Sometimes the simplest solutions are the most effective, as dermatologist Steven Thng has found.
Many of his patients at the National Skin Centre (NSC) have vitiligo, a disorder that causes unsightly pale patches on the skin.
In theory, treatment is straightforward. For nearly 70 per cent of patients, twice-weekly phototherapy sessions of up to 10 minutes each can improve the condition within six months.
The problem, said Dr Thng, is that many people do not follow through with treatment on a regular basis. "The actual fact is that (treatment) is not always successful because people don't come very often," he said.
His solution was simple: re-purpose a smaller, portable machine that uses ultraviolet light to treat a different skin condition, and loan it to vitiligo patients to take home.
Patients have to use the machine for longer - three times a week instead of twice - as the light is less powerful than it would be in a clinic. But it saves them the trouble of making their way down to the NSC, which is in Novena, often taking time off from work or school.
"It worked," he said. "It's very simple - you make it convenient for patients, and patients will do it."
For his efforts, Dr Thng was presented with the top Singapore Clinician-Investigator Award at the Singapore Health and Biomedical Congress, which opened yesterday and ends today.
Dr Thng did a study of 44 patients and found that seven in 10 of those who underwent the regular treatment followed through, with the rest stopping halfway or going to the NSC only once a week.
For the home phototherapy group, nine in 10 complied with the prescribed treatment sessions, and none withdrew from the programme.
And seven in 10 of those who went through the home treatment showed at least a 50 per cent improvement in skin colour, compared with about half for the other group.
"It's not because the machine (for home use) is better," Dr Thng explained. "It's because the patients were more compliant."
Meanwhile, at yesterday's congress, the National Healthcare Group (NHG) and Nanyang Technological University also inked a three-year agreement to embark on a study to better understand disease in the local population.
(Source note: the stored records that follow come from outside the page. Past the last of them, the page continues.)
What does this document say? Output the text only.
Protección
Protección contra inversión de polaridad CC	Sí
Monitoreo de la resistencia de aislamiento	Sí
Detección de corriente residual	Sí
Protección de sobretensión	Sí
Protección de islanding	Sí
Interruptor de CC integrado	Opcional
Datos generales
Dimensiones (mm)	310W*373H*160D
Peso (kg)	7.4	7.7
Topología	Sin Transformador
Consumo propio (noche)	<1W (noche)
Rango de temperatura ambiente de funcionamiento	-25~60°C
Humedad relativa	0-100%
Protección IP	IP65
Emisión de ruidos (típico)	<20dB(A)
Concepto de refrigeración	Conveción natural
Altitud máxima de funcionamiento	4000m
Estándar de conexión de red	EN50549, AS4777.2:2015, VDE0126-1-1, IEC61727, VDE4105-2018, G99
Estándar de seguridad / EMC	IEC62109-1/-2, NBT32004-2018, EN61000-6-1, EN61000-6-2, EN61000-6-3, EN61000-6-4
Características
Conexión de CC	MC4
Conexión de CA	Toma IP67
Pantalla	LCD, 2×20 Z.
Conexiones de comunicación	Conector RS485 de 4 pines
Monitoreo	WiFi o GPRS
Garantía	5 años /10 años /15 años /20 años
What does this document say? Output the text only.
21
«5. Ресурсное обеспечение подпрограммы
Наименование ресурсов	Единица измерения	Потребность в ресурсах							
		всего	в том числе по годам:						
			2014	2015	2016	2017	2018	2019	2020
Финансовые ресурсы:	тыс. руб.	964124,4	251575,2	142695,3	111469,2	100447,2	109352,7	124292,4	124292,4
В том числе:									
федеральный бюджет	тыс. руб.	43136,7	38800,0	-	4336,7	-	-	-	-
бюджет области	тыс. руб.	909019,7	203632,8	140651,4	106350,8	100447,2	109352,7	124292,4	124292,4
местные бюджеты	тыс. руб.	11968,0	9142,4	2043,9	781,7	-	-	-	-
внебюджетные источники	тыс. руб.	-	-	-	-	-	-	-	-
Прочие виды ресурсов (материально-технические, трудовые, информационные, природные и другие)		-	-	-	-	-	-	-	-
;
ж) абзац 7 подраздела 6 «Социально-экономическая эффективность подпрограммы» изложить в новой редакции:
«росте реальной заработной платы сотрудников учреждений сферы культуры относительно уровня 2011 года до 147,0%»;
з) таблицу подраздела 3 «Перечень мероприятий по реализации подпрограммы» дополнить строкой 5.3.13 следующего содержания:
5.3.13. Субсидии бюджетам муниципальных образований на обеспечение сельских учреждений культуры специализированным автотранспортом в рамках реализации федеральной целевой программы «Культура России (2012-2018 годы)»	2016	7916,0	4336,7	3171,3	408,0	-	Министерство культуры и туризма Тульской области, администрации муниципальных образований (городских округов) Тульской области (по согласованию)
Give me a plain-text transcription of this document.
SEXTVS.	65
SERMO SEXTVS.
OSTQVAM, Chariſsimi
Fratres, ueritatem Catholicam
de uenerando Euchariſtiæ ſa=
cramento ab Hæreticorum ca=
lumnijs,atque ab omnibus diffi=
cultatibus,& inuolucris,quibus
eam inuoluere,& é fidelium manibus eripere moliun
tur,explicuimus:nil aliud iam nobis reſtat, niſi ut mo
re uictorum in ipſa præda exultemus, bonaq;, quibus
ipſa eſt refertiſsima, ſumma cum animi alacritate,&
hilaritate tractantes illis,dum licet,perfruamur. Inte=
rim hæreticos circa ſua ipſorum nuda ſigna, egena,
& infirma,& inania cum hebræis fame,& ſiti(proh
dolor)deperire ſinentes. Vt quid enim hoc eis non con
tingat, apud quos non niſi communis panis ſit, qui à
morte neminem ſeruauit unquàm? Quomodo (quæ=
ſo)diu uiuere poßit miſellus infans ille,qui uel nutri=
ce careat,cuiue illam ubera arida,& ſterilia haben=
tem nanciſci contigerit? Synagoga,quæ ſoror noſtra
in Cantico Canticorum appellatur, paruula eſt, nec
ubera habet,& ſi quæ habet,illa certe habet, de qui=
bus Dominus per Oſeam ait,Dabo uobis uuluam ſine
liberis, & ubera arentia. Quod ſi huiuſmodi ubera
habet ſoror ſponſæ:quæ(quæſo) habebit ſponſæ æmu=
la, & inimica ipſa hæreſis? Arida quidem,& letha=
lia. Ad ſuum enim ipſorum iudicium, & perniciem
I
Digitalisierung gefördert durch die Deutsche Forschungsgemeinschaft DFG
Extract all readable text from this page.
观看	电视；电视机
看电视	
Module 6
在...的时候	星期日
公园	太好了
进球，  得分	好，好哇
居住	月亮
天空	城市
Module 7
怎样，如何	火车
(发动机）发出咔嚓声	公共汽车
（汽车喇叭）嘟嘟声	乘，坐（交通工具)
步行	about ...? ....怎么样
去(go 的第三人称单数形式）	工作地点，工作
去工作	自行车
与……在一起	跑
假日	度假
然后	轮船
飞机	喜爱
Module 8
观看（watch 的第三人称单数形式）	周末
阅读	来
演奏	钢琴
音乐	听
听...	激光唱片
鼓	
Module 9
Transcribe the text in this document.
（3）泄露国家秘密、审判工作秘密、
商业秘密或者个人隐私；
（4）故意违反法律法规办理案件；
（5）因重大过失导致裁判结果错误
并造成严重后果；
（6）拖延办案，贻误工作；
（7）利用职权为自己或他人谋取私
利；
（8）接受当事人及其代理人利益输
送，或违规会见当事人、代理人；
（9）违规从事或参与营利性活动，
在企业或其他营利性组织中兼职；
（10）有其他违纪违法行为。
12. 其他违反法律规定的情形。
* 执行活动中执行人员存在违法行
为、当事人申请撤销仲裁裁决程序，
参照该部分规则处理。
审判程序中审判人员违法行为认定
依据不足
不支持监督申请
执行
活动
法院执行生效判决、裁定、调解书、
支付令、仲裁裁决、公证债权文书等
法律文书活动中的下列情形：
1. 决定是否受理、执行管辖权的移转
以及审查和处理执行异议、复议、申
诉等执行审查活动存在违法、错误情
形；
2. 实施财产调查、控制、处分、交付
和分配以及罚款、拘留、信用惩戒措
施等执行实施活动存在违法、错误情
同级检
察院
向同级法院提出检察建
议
Through the study, which will involve 10,000 people, they hope to be able to predict and prevent diseases, and to see what kind of treatments work best.
Traditionally, said NHG chief executive Philip Choo, doctors get to know about illnesses only after they get bad enough to make a person see a doctor.
He said: "We want to go upstream, to see what are the things that cause illnesses... and what intervention works or doesn't work."